The North can be regard as a undirected graph (not necessary to be connected), one soldier can cover one path. Today there's no so many people still breathing in the north, so the King wants to minimize the number of soldiers he sent to cover each edge exactly once. As a master of his, you should tell him how to arrange soldiers.
Input
There might be multiple test cases, no more than 20. You need to read till the end of input.
In the first line, two integers n and m, representing the number of nodes and edges in the graph.
In the following m lines, each contain two integers, representing two ends of an edge.

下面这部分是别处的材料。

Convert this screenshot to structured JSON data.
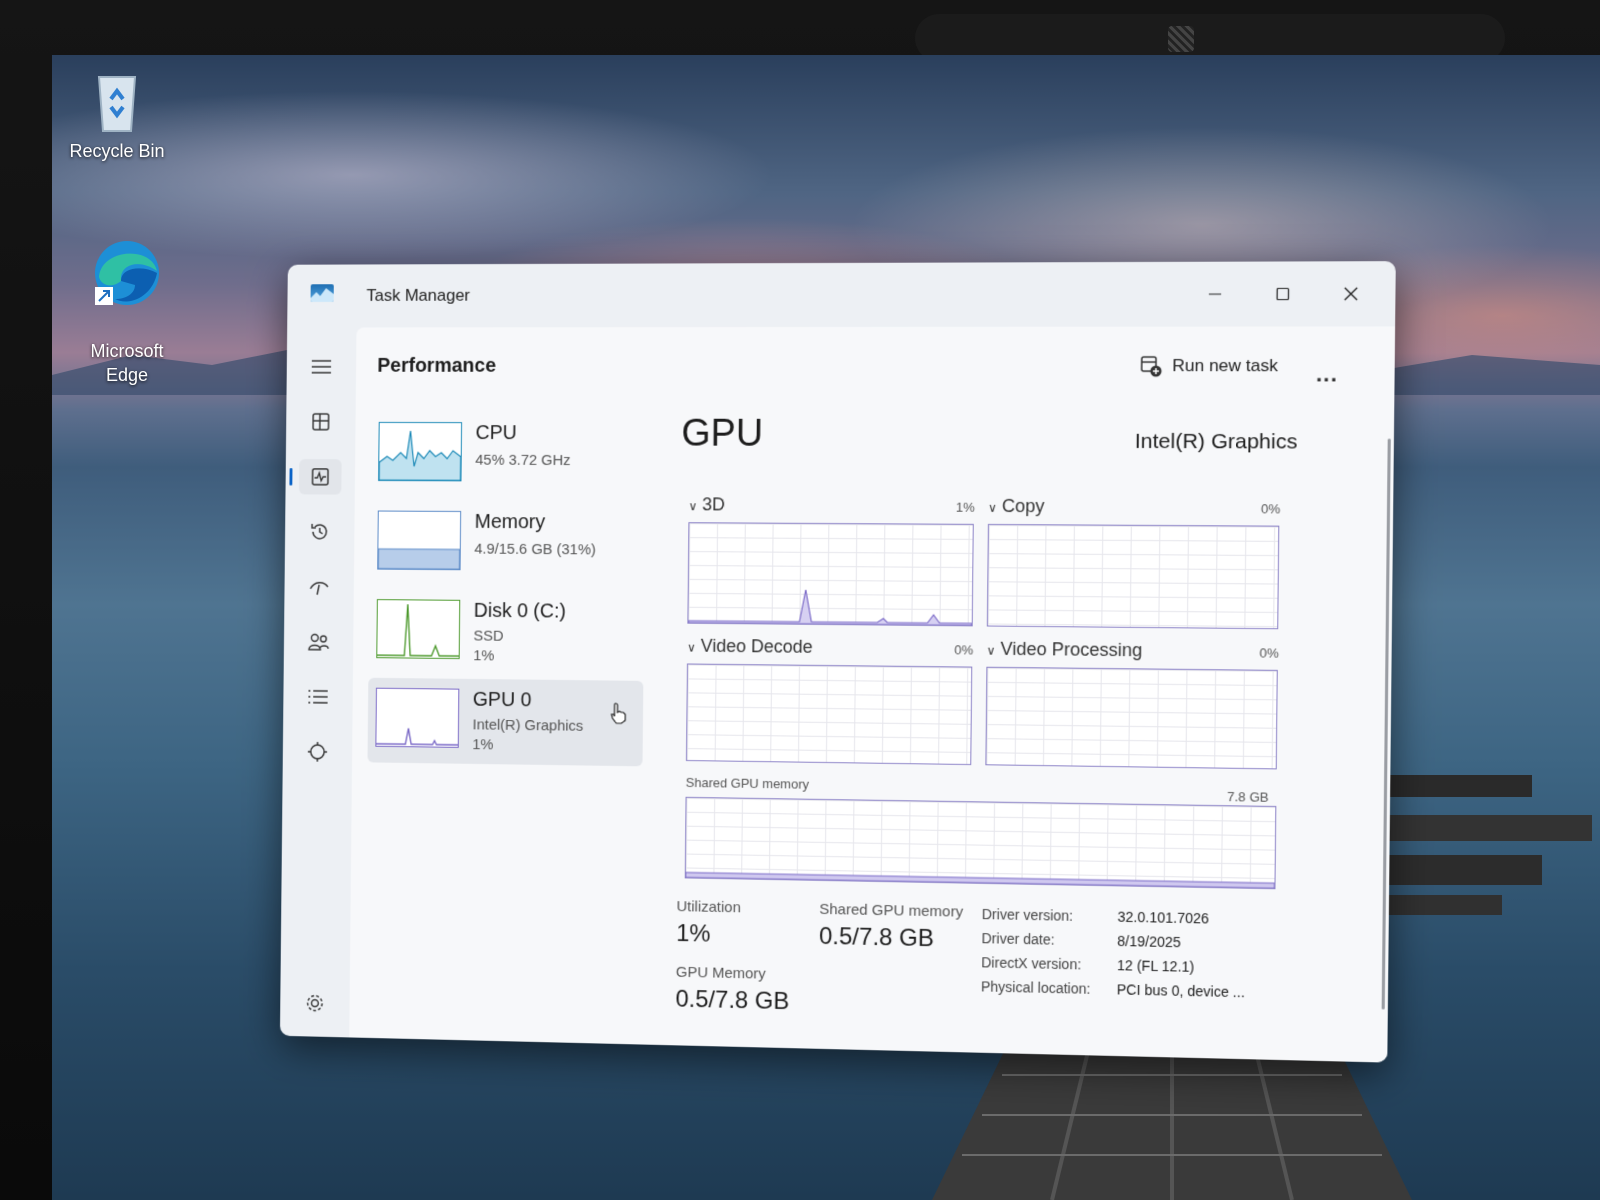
{
  "desktop": {
    "icons": [
      {
        "label": "Recycle Bin",
        "icon": "recycle-bin-icon"
      },
      {
        "label": "Microsoft\nEdge",
        "icon": "edge-icon"
      }
    ]
  },
  "window": {
    "title": "Task Manager",
    "controls": [
      "minimize-icon",
      "maximize-icon",
      "close-icon"
    ]
  },
  "nav": {
    "items": [
      "hamburger-icon",
      "processes-icon",
      "performance-icon",
      "app-history-icon",
      "startup-apps-icon",
      "users-icon",
      "details-icon",
      "services-icon"
    ],
    "active": "performance-icon",
    "settings_icon": "gear-icon"
  },
  "header": {
    "title": "Performance",
    "run_task_label": "Run new task",
    "more_label": "..."
  },
  "resources": [
    {
      "name": "CPU",
      "sub1": "45%  3.72 GHz",
      "sub2": "",
      "sub3": ""
    },
    {
      "name": "Memory",
      "sub1": "4.9/15.6 GB (31%)",
      "sub2": "",
      "sub3": ""
    },
    {
      "name": "Disk 0 (C:)",
      "sub1": "SSD",
      "sub2": "1%",
      "sub3": ""
    },
    {
      "name": "GPU 0",
      "sub1": "Intel(R) Graphics",
      "sub2": "1%",
      "sub3": ""
    }
  ],
  "gpu": {
    "heading": "GPU",
    "adapter": "Intel(R) Graphics",
    "engines": [
      {
        "label": "3D",
        "pct": "1%"
      },
      {
        "label": "Copy",
        "pct": "0%"
      },
      {
        "label": "Video Decode",
        "pct": "0%"
      },
      {
        "label": "Video Processing",
        "pct": "0%"
      }
    ],
    "shared_label": "Shared GPU memory",
    "shared_max": "7.8 GB",
    "stats": {
      "utilization_label": "Utilization",
      "utilization_value": "1%",
      "shared_label": "Shared GPU memory",
      "shared_value": "0.5/7.8 GB",
      "gpu_memory_label": "GPU Memory",
      "gpu_memory_value": "0.5/7.8 GB"
    },
    "info": [
      {
        "key": "Driver version:",
        "value": "32.0.101.7026"
      },
      {
        "key": "Driver date:",
        "value": "8/19/2025"
      },
      {
        "key": "DirectX version:",
        "value": "12 (FL 12.1)"
      },
      {
        "key": "Physical location:",
        "value": "PCI bus 0, device ..."
      }
    ]
  },
  "colors": {
    "accent": "#0a63c7",
    "cpu": "#1b89b7",
    "memory": "#5b8ac7",
    "disk": "#4e9a2e",
    "gpu": "#7b6ac7"
  }
}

There are no parallel edges or self loops.
1≤n,m≤100000
Output
For each test case, the first line contains number of needed routes, p.
For the following p lines, an integer x in the beginning, followed by x integers, representing the list of used edges. Every integer should be a positive or negative integer. Its absolute value represents the number of chosen edge (1~n). If it's positive, it shows that this edge should be passed as the direction as the input, otherwise this edge should be passed in the direction different from the input. Edges should be in correct order.
Sample Input
3 3
1 2
1 3
2 3
Sample Output
1
3 1 3 -2
题目大意:给你一个n个点,m条边的无向图,但这个图不一定联通,现在要问你最少需要画几笔才能将这些边都覆盖,同时要输出边的路径方案。
题目思路:我们先来考虑特殊情况,也就是这个图为欧拉图(也就是图中只有两个度数为奇数的点,或者所有点的度数均为偶数),这样我们只要选择一个度数为奇数的点作为起点跑一遍欧拉回路同时记录路径即可(如果所有点的度数都是偶数的话就选任意一个点就行了)。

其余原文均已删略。